When we wrap austerity in virtue and overlook the vulnerable in the name of responsibility, the kingdom presses in and whispers, “Not so with you.”
And to those on the left, the gospel doesn’t let us off the hook either.
Generosity is not a blank check.
Compassion doesn’t cancel accountability.
And righteous anger, while understandable, can harden into a moral superiority that forgets grace.
Yes, the kingdom feeds the hungry, but it also invites them to rise.
It dismantles unjust systems, but it doesn’t settle for scapegoats.
It challenges the powerful, but it also calls the protester to humility.

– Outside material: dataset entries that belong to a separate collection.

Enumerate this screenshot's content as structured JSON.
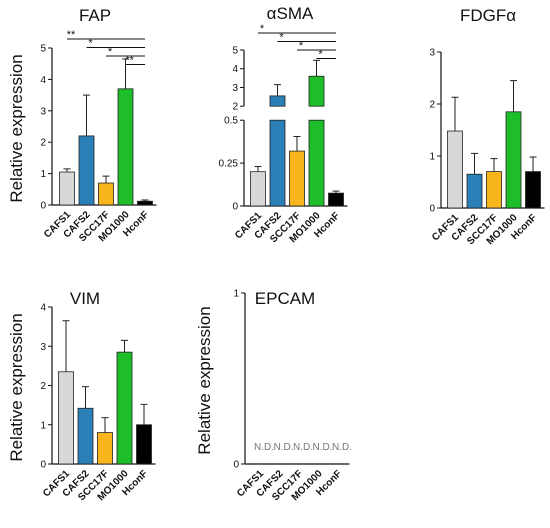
{
  "colors": {
    "CAFS1": "#d6d9d8",
    "CAFS2": "#2a7fb7",
    "SCC17F": "#f9b51c",
    "MO1000": "#1ebd2a",
    "HconF": "#000000"
  },
  "chart_data": [
    {
      "type": "bar",
      "title": "FAP",
      "ylabel": "Relative expression",
      "categories": [
        "CAFS1",
        "CAFS2",
        "SCC17F",
        "MO1000",
        "HconF"
      ],
      "values": [
        1.05,
        2.2,
        0.7,
        3.7,
        0.12
      ],
      "errors": [
        0.1,
        1.3,
        0.22,
        0.95,
        0.04
      ],
      "ylim": [
        0,
        5
      ],
      "yticks": [
        0,
        1,
        2,
        3,
        4,
        5
      ],
      "ytick_labels": [
        "0",
        "1",
        "2",
        "3",
        "4",
        "5"
      ],
      "significance": [
        {
          "from": "CAFS1",
          "to": "HconF",
          "label": "**"
        },
        {
          "from": "CAFS2",
          "to": "HconF",
          "label": "*"
        },
        {
          "from": "SCC17F",
          "to": "HconF",
          "label": "*"
        },
        {
          "from": "MO1000",
          "to": "HconF",
          "label": "**"
        }
      ]
    },
    {
      "type": "bar",
      "title": "αSMA",
      "ylabel": "",
      "categories": [
        "CAFS1",
        "CAFS2",
        "SCC17F",
        "MO1000",
        "HconF"
      ],
      "values": [
        0.2,
        2.55,
        0.32,
        3.6,
        0.075
      ],
      "errors": [
        0.03,
        0.6,
        0.085,
        0.85,
        0.012
      ],
      "ylim": [
        0,
        5
      ],
      "axis_break": {
        "lower": [
          0,
          0.5
        ],
        "upper": [
          2,
          5
        ]
      },
      "yticks": [
        0,
        0.25,
        0.5,
        2,
        3,
        4,
        5
      ],
      "ytick_labels": [
        "0",
        "0.25",
        "0.5",
        "2",
        "3",
        "4",
        "5"
      ],
      "significance": [
        {
          "from": "CAFS1",
          "to": "HconF",
          "label": "*"
        },
        {
          "from": "CAFS2",
          "to": "HconF",
          "label": "*"
        },
        {
          "from": "SCC17F",
          "to": "HconF",
          "label": "*"
        },
        {
          "from": "MO1000",
          "to": "HconF",
          "label": "*"
        }
      ]
    },
    {
      "type": "bar",
      "title": "FDGFα",
      "ylabel": "",
      "categories": [
        "CAFS1",
        "CAFS2",
        "SCC17F",
        "MO1000",
        "HconF"
      ],
      "values": [
        1.48,
        0.65,
        0.7,
        1.85,
        0.7
      ],
      "errors": [
        0.65,
        0.4,
        0.25,
        0.6,
        0.28
      ],
      "ylim": [
        0,
        3
      ],
      "yticks": [
        0,
        1,
        2,
        3
      ],
      "ytick_labels": [
        "0",
        "1",
        "2",
        "3"
      ],
      "significance": []
    },
    {
      "type": "bar",
      "title": "VIM",
      "ylabel": "Relative expression",
      "categories": [
        "CAFS1",
        "CAFS2",
        "SCC17F",
        "MO1000",
        "HconF"
      ],
      "values": [
        2.35,
        1.42,
        0.8,
        2.85,
        1.0
      ],
      "errors": [
        1.3,
        0.55,
        0.38,
        0.3,
        0.52
      ],
      "ylim": [
        0,
        4
      ],
      "yticks": [
        0,
        1,
        2,
        3,
        4
      ],
      "ytick_labels": [
        "0",
        "1",
        "2",
        "3",
        "4"
      ],
      "significance": []
    },
    {
      "type": "bar",
      "title": "EPCAM",
      "ylabel": "Relative expression",
      "categories": [
        "CAFS1",
        "CAFS2",
        "SCC17F",
        "MO1000",
        "HconF"
      ],
      "values": [
        0,
        0,
        0,
        0,
        0
      ],
      "errors": [
        0,
        0,
        0,
        0,
        0
      ],
      "value_labels": [
        "N.D.",
        "N.D.",
        "N.D.",
        "N.D.",
        "N.D."
      ],
      "ylim": [
        0,
        1
      ],
      "yticks": [
        0,
        1
      ],
      "ytick_labels": [
        "0",
        "1"
      ],
      "significance": []
    }
  ]
}
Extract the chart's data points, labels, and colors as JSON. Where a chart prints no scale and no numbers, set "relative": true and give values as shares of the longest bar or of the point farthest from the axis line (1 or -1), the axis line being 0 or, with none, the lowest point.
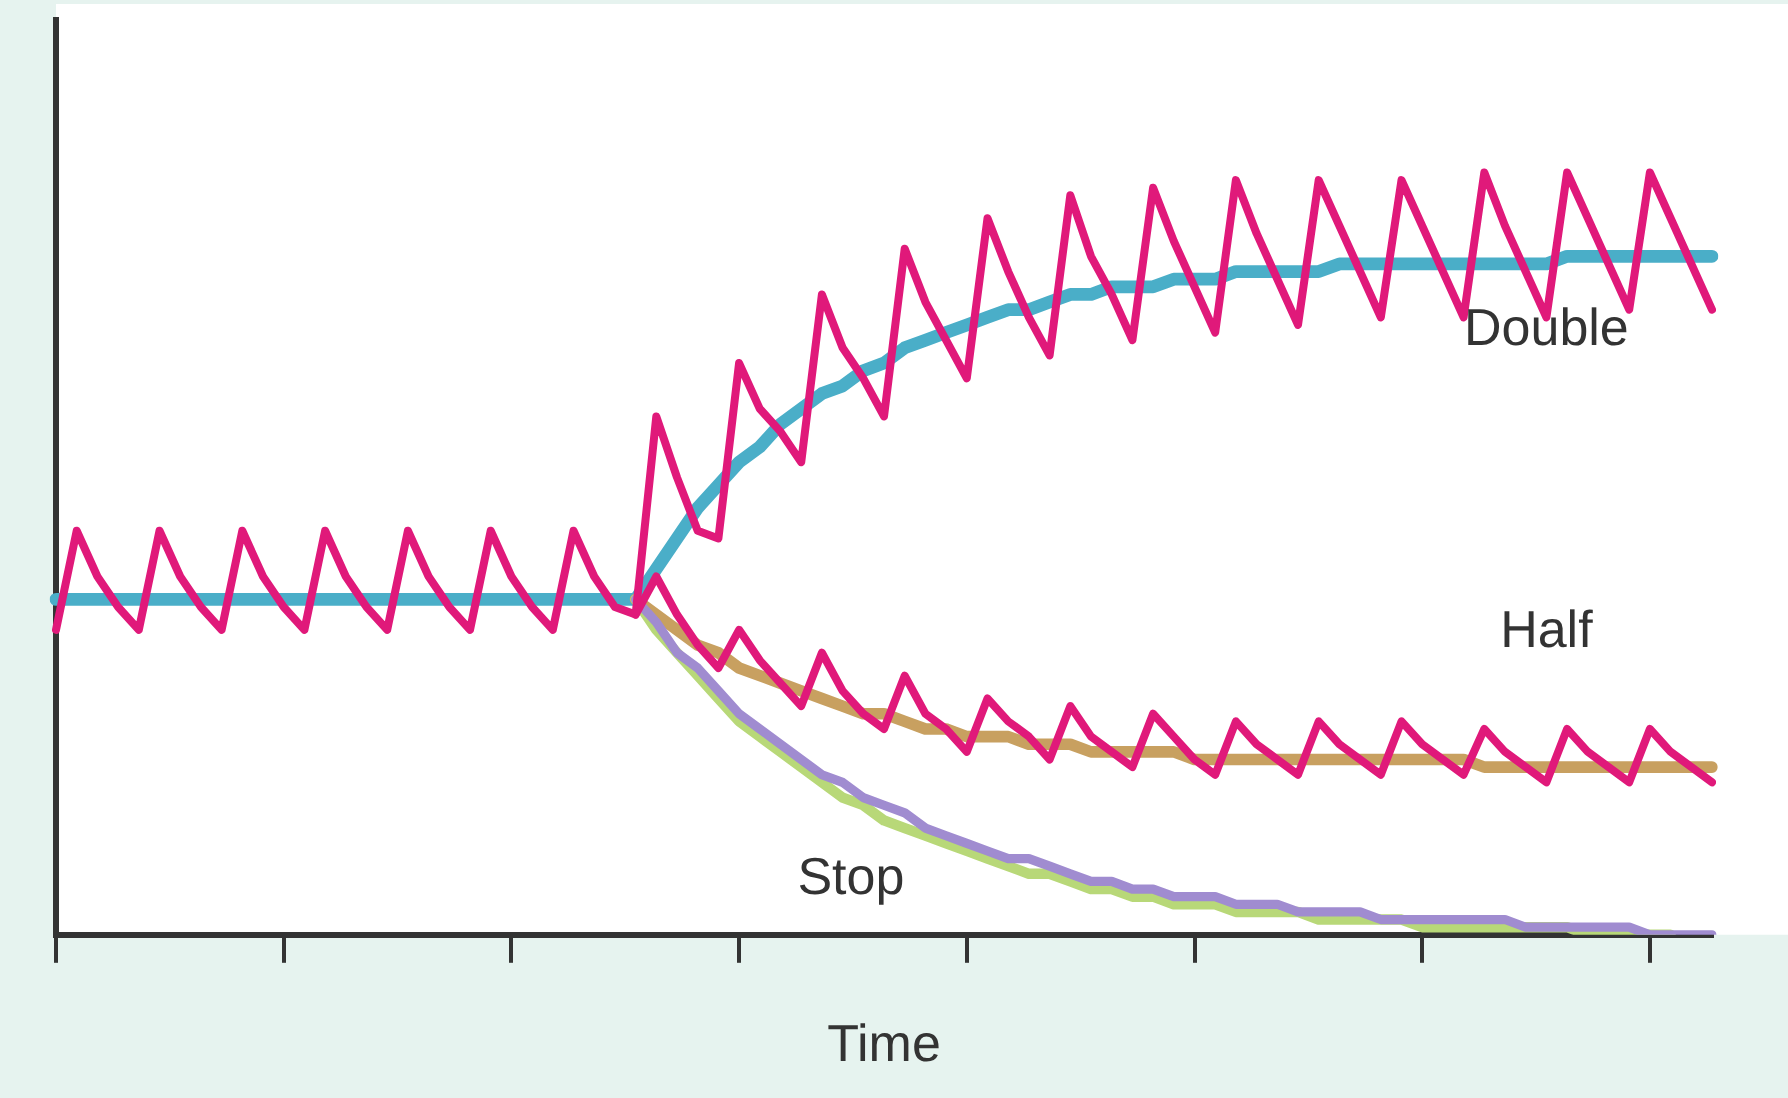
{
  "chart_data": {
    "type": "line",
    "relative": true,
    "xlabel": "Time",
    "legend": false,
    "marker": "none",
    "categories": [
      null,
      null,
      null,
      null,
      null,
      null,
      null,
      null,
      null,
      null,
      null,
      null,
      null,
      null,
      null,
      null,
      null,
      null,
      null,
      null,
      null,
      null,
      null,
      null,
      null,
      null,
      null,
      null,
      null,
      null,
      null,
      null,
      null,
      null,
      null,
      null,
      null,
      null,
      null,
      null,
      null,
      null,
      null,
      null,
      null,
      null,
      null,
      null,
      null,
      null,
      null,
      null,
      null,
      null,
      null,
      null,
      null,
      null,
      null,
      null,
      null,
      null,
      null,
      null,
      null,
      null,
      null,
      null,
      null,
      null,
      null,
      null,
      null,
      null,
      null,
      null,
      null,
      null,
      null,
      null,
      null
    ],
    "annotations": [
      "Double",
      "Half",
      "Stop"
    ],
    "series": [
      {
        "color": "#4aaec8",
        "values": [
          0.44,
          0.44,
          0.44,
          0.44,
          0.44,
          0.44,
          0.44,
          0.44,
          0.44,
          0.44,
          0.44,
          0.44,
          0.44,
          0.44,
          0.44,
          0.44,
          0.44,
          0.44,
          0.44,
          0.44,
          0.44,
          0.44,
          0.44,
          0.44,
          0.44,
          0.44,
          0.44,
          0.44,
          0.44,
          0.48,
          0.52,
          0.56,
          0.59,
          0.62,
          0.64,
          0.67,
          0.69,
          0.71,
          0.72,
          0.74,
          0.75,
          0.77,
          0.78,
          0.79,
          0.8,
          0.81,
          0.82,
          0.82,
          0.83,
          0.84,
          0.84,
          0.85,
          0.85,
          0.85,
          0.86,
          0.86,
          0.86,
          0.87,
          0.87,
          0.87,
          0.87,
          0.87,
          0.88,
          0.88,
          0.88,
          0.88,
          0.88,
          0.88,
          0.88,
          0.88,
          0.88,
          0.88,
          0.88,
          0.89,
          0.89,
          0.89,
          0.89,
          0.89,
          0.89,
          0.89,
          0.89
        ]
      },
      {
        "color": "#c8a060",
        "values": [
          null,
          null,
          null,
          null,
          null,
          null,
          null,
          null,
          null,
          null,
          null,
          null,
          null,
          null,
          null,
          null,
          null,
          null,
          null,
          null,
          null,
          null,
          null,
          null,
          null,
          null,
          null,
          null,
          0.44,
          0.42,
          0.4,
          0.38,
          0.37,
          0.35,
          0.34,
          0.33,
          0.32,
          0.31,
          0.3,
          0.29,
          0.29,
          0.28,
          0.27,
          0.27,
          0.26,
          0.26,
          0.26,
          0.25,
          0.25,
          0.25,
          0.24,
          0.24,
          0.24,
          0.24,
          0.24,
          0.23,
          0.23,
          0.23,
          0.23,
          0.23,
          0.23,
          0.23,
          0.23,
          0.23,
          0.23,
          0.23,
          0.23,
          0.23,
          0.23,
          0.22,
          0.22,
          0.22,
          0.22,
          0.22,
          0.22,
          0.22,
          0.22,
          0.22,
          0.22,
          0.22,
          0.22
        ]
      },
      {
        "color": "#b8d878",
        "values": [
          null,
          null,
          null,
          null,
          null,
          null,
          null,
          null,
          null,
          null,
          null,
          null,
          null,
          null,
          null,
          null,
          null,
          null,
          null,
          null,
          null,
          null,
          null,
          null,
          null,
          null,
          null,
          null,
          0.44,
          0.4,
          0.37,
          0.34,
          0.31,
          0.28,
          0.26,
          0.24,
          0.22,
          0.2,
          0.18,
          0.17,
          0.15,
          0.14,
          0.13,
          0.12,
          0.11,
          0.1,
          0.09,
          0.08,
          0.08,
          0.07,
          0.06,
          0.06,
          0.05,
          0.05,
          0.04,
          0.04,
          0.04,
          0.03,
          0.03,
          0.03,
          0.03,
          0.02,
          0.02,
          0.02,
          0.02,
          0.02,
          0.01,
          0.01,
          0.01,
          0.01,
          0.01,
          0.01,
          0.01,
          0.01,
          0,
          0,
          0,
          0,
          0,
          null,
          null
        ]
      },
      {
        "color": "#a08cd0",
        "values": [
          null,
          null,
          null,
          null,
          null,
          null,
          null,
          null,
          null,
          null,
          null,
          null,
          null,
          null,
          null,
          null,
          null,
          null,
          null,
          null,
          null,
          null,
          null,
          null,
          null,
          null,
          null,
          null,
          0.44,
          0.41,
          0.37,
          0.35,
          0.32,
          0.29,
          0.27,
          0.25,
          0.23,
          0.21,
          0.2,
          0.18,
          0.17,
          0.16,
          0.14,
          0.13,
          0.12,
          0.11,
          0.1,
          0.1,
          0.09,
          0.08,
          0.07,
          0.07,
          0.06,
          0.06,
          0.05,
          0.05,
          0.05,
          0.04,
          0.04,
          0.04,
          0.03,
          0.03,
          0.03,
          0.03,
          0.02,
          0.02,
          0.02,
          0.02,
          0.02,
          0.02,
          0.02,
          0.01,
          0.01,
          0.01,
          0.01,
          0.01,
          0.01,
          0,
          0,
          0,
          0
        ]
      },
      {
        "color": "#e0197a",
        "values": [
          null,
          null,
          null,
          null,
          null,
          null,
          null,
          null,
          null,
          null,
          null,
          null,
          null,
          null,
          null,
          null,
          null,
          null,
          null,
          null,
          null,
          null,
          null,
          null,
          null,
          null,
          null,
          null,
          0.42,
          0.47,
          0.42,
          0.38,
          0.35,
          0.4,
          0.36,
          0.33,
          0.3,
          0.37,
          0.32,
          0.29,
          0.27,
          0.34,
          0.29,
          0.27,
          0.24,
          0.31,
          0.28,
          0.26,
          0.23,
          0.3,
          0.26,
          0.24,
          0.22,
          0.29,
          0.26,
          0.23,
          0.21,
          0.28,
          0.25,
          0.23,
          0.21,
          0.28,
          0.25,
          0.23,
          0.21,
          0.28,
          0.25,
          0.23,
          0.21,
          0.27,
          0.24,
          0.22,
          0.2,
          0.27,
          0.24,
          0.22,
          0.2,
          0.27,
          0.24,
          0.22,
          0.2
        ]
      },
      {
        "color": "#e0197a",
        "values": [
          0.4,
          0.53,
          0.47,
          0.43,
          0.4,
          0.53,
          0.47,
          0.43,
          0.4,
          0.53,
          0.47,
          0.43,
          0.4,
          0.53,
          0.47,
          0.43,
          0.4,
          0.53,
          0.47,
          0.43,
          0.4,
          0.53,
          0.47,
          0.43,
          0.4,
          0.53,
          0.47,
          0.43,
          0.42,
          0.68,
          0.6,
          0.53,
          0.52,
          0.75,
          0.69,
          0.66,
          0.62,
          0.84,
          0.77,
          0.73,
          0.68,
          0.9,
          0.83,
          0.78,
          0.73,
          0.94,
          0.87,
          0.81,
          0.76,
          0.97,
          0.89,
          0.84,
          0.78,
          0.98,
          0.91,
          0.85,
          0.79,
          0.99,
          0.92,
          0.86,
          0.8,
          0.99,
          0.93,
          0.87,
          0.81,
          0.99,
          0.93,
          0.87,
          0.81,
          1.0,
          0.93,
          0.87,
          0.81,
          1.0,
          0.94,
          0.88,
          0.82,
          1.0,
          0.94,
          0.88,
          0.82
        ]
      }
    ]
  }
}
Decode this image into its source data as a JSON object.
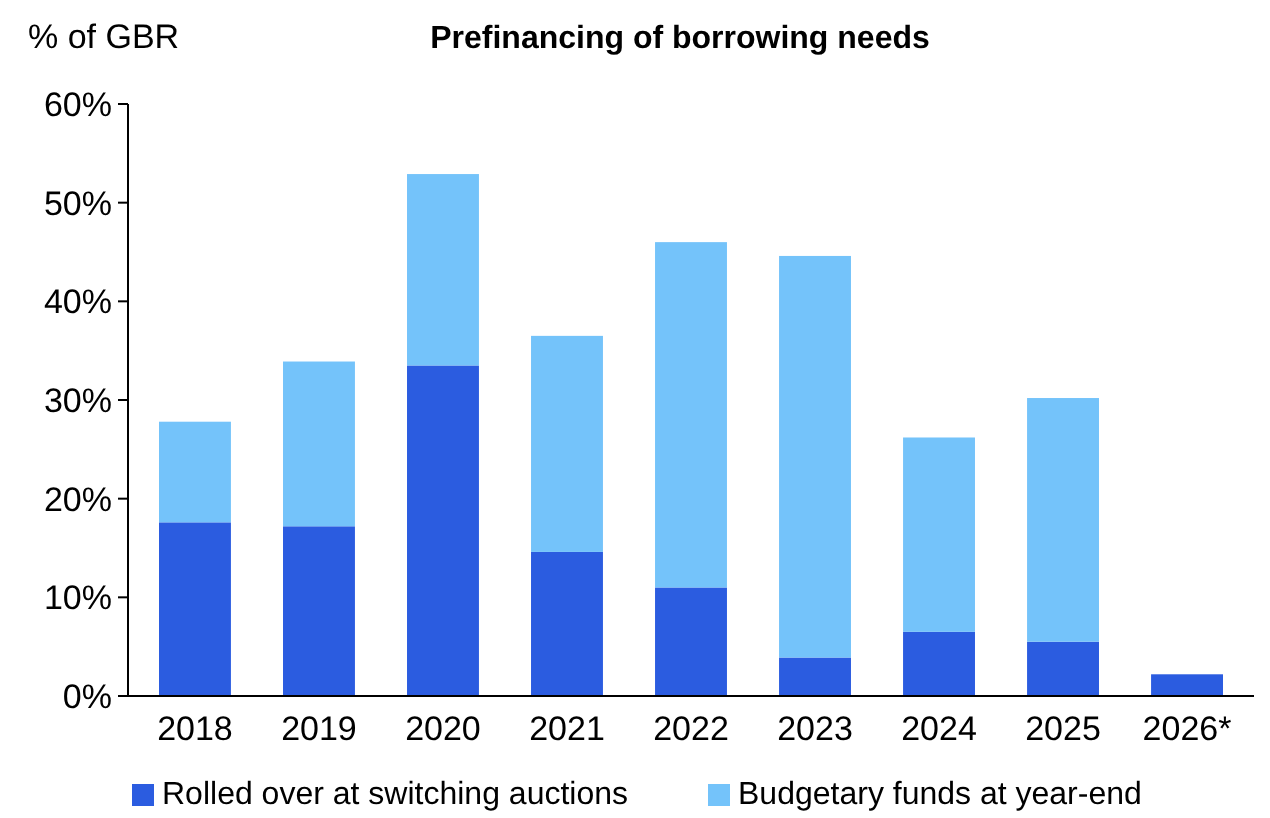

The kingdom affirms the best of each vision—truth, order, compassion, justice—but confronts their blind spots with holy fire.
It doesn't shout from the sidelines. It steps into the mess
.Not to win. But to redeem.
And that’s the call: not to defend a party, but to reflect a King.
Not to double down on our ideology, but to rise up in mercy and truth.
Not to fear the other side, but to love our neighbor (even when they vote differently, think differently, or see the world through a completely different lens).
Because the kingdom doesn’t fit inside a bill. But it ought to show up in how we talk, how we vote, how we advocate, and how we love.
This bill may be called beautiful.
But only the kingdom is truly good.
So for those who walk in faith with Jesus, stop asking, “What would my party say?”
And start asking, “What does my King say?”
Because Jesus didn’t die to save platforms. He died to save people.
And if our policies don’t reflect that—no matter how “beautiful” they are—we’ve missed the point.